The Lota SDK includes a durable memory system backed by SurrealDB with HNSW vector search and BM25 full-text search. Memory stores extracted facts from conversations and makes them available for future agent turns.

Architecture

User Message -> Agent Turn -> Fact Extraction -> Memory Store
                                                      |
                                                      v
                                               Vector Embeddings
                                                      |
                                                      v
Future Turn <- Retrieval Pipeline <- HNSW Search + BM25 + Reranking

Memory records are stored in the memory table in SurrealDB. Each record contains:

  • content -- the fact text
  • embedding -- 1536-dimensional vector (text-embedding-3-small by default)
  • hash -- content hash for deduplication (unique index)
  • scopeId -- namespace for organization or agent-scoped memories
  • memoryType -- classification of the memory
  • durability -- decay tier
  • importance -- 0-1 relevance score

Memory Types

TypeDescription
factConcrete business facts, decisions, confirmed truths
preferenceUser preferences and formatting choices
interactionConversational patterns
summaryCondensed summaries
user_requestExplicit user requests
entityNamed entities (people, products, companies)
interestUser interests and topics

Durability Tiers

TierDescriptionUse Case
coreNo decay.

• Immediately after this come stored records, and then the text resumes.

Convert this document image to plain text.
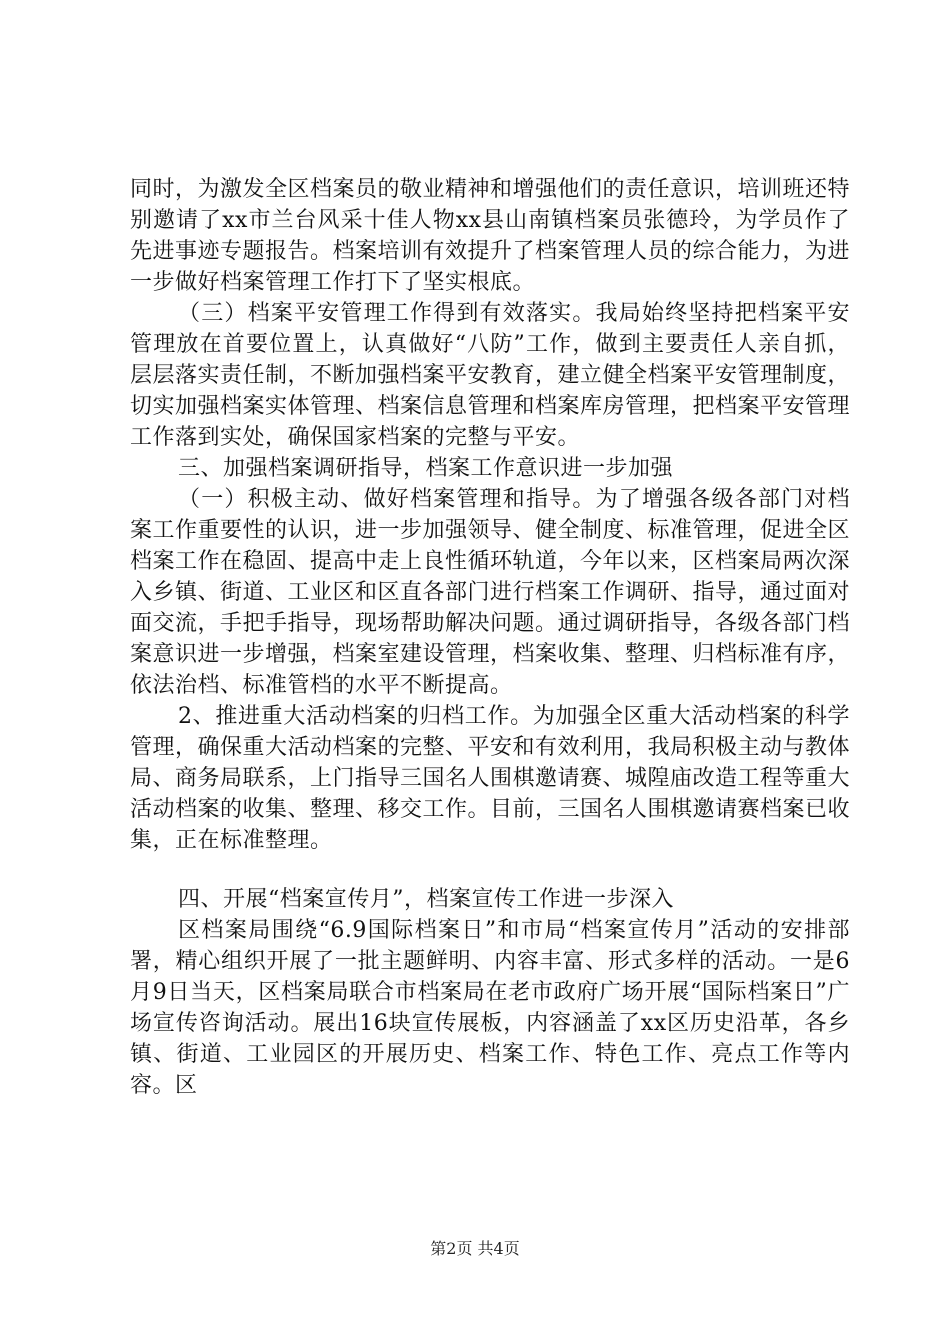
同时，为激发全区档案员的敬业精神和增强他们的责任意识，培训班还特别邀请了xx市兰台风采十佳人物xx县山南镇档案员张德玲，为学员作了先进事迹专题报告。档案培训有效提升了档案管理人员的综合能力，为进一步做好档案管理工作打下了坚实根底。

（三）档案平安管理工作得到有效落实。我局始终坚持把档案平安管理放在首要位置上，认真做好“八防”工作，做到主要责任人亲自抓，层层落实责任制，不断加强档案平安教育，建立健全档案平安管理制度，切实加强档案实体管理、档案信息管理和档案库房管理，把档案平安管理工作落到实处，确保国家档案的完整与平安。

三、加强档案调研指导，档案工作意识进一步加强

（一）积极主动、做好档案管理和指导。为了增强各级各部门对档案工作重要性的认识，进一步加强领导、健全制度、标准管理，促进全区档案工作在稳固、提高中走上良性循环轨道，今年以来，区档案局两次深入乡镇、街道、工业区和区直各部门进行档案工作调研、指导，通过面对面交流，手把手指导，现场帮助解决问题。通过调研指导，各级各部门档案意识进一步增强，档案室建设管理，档案收集、整理、归档标准有序，依法治档、标准管档的水平不断提高。

2、推进重大活动档案的归档工作。为加强全区重大活动档案的科学管理，确保重大活动档案的完整、平安和有效利用，我局积极主动与教体局、商务局联系，上门指导三国名人围棋邀请赛、城隍庙改造工程等重大活动档案的收集、整理、移交工作。目前，三国名人围棋邀请赛档案已收集，正在标准整理。

四、开展“档案宣传月”，档案宣传工作进一步深入

区档案局围绕“6.9国际档案日”和市局“档案宣传月”活动的安排部署，精心组织开展了一批主题鲜明、内容丰富、形式多样的活动。一是6月9日当天，区档案局联合市档案局在老市政府广场开展“国际档案日”广场宣传咨询活动。展出16块宣传展板，内容涵盖了xx区历史沿革，各乡镇、街道、工业园区的开展历史、档案工作、特色工作、亮点工作等内容。区

第2页 共4页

Permanent storage.Business decisions, architecture, confirmed requirements
standardModerate decay rate.General facts, inferences
ephemeralHigh decay rate.Preferences, one-off interactions

Scopes

Memories are namespaced by scope ID. Two scope patterns exist:

  • Organization scope: org:{orgId} -- shared facts about the organization.
  • Agent scope: org:{orgId}:agent:{agentName} -- agent-specific memories visible only to that agent.

When extracting facts from conversation, the SDK writes to both the organization scope and any relevant agent scopes simultaneously.

Fact Extraction

After each chat turn, the memory pipeline:

  1. Builds a normalized conversation payload from the turn's messages.
  2. Assesses the conversation's memory importance using a helper model.
  3. If classified as transient with ephemeral durability, the turn is skipped.
  4. Extracts structured facts with confidence scores and durability classifications.
  5. Classifies each fact against existing memories (new, supersedes, contradicts, enriches, duplicate).
  6. Writes new facts, updates superseded facts, and creates memoryRelation edges.

Extraction happens asynchronously via the post-chat-memory queue for onboarding turns and the regular-chat-memory-digest queue for post-onboarding turns.

Search and Retrieval

The retrieval pipeline combines vector search and optional LLM-based reranking:

ts
const { memoryService } = runtime.services

// Search organization memories
const results = await memoryService.searchOrganizationMemories(orgId, query)

// Search agent-scoped memories
const results = await memoryService.searchAgentMemories(orgId, agentName, query)

// Batched multi-scope search with reranking
const results = await memoryService.searchAllMemoriesBatched({
  orgId,
  agentName: 'cto',
  query: 'technical architecture decisions',
  fastMode: false,
})

The search flow:

  1. HNSW vector search retrieves candidate memories (default: 12 candidates for 6 results).
  2. If candidates exceed the result limit, an LLM reranker selects the most relevant items.
  3. Results are formatted as sectioned text for injection into agent context.

Pre-seeded Memories

High-importance core memories are pre-loaded into agent context at the start of each turn without a query. These are fetched via getTopMemories() and formatted as a <pre-seeded-memories> section.

Memory Blocks

In addition to the global memory system, each workstream has a local memory block -- a structured list of short-term notes accumulated during conversation. See Workstreams for details on memory block compaction.

Memory blocks are:

  • Per-workstream, not global
  • Role-labeled (e.g., chief: ..., cto: ...)
  • Compacted when entries exceed 15 items
  • Injected into agent context alongside the global memory retrieval

Consolidation

A recurring memory-consolidation job runs every 24 hours to maintain memory health:

  • Archives stale memories
  • Resolves contradictions
  • Updates importance scores based on access patterns

Memory Relations

The memoryRelation table stores semantic edges between memories:

RelationDescription
contradictsNew fact conflicts with existing memory
supportsNew fact corroborates existing memory
supersedesNew fact replaces outdated memory
caused_byCausal relationship
depends_onDependency relationship
part_ofCompositional relationship
implementsImplementation relationship

Relations are created during fact extraction and used during retrieval to expand context with related memories.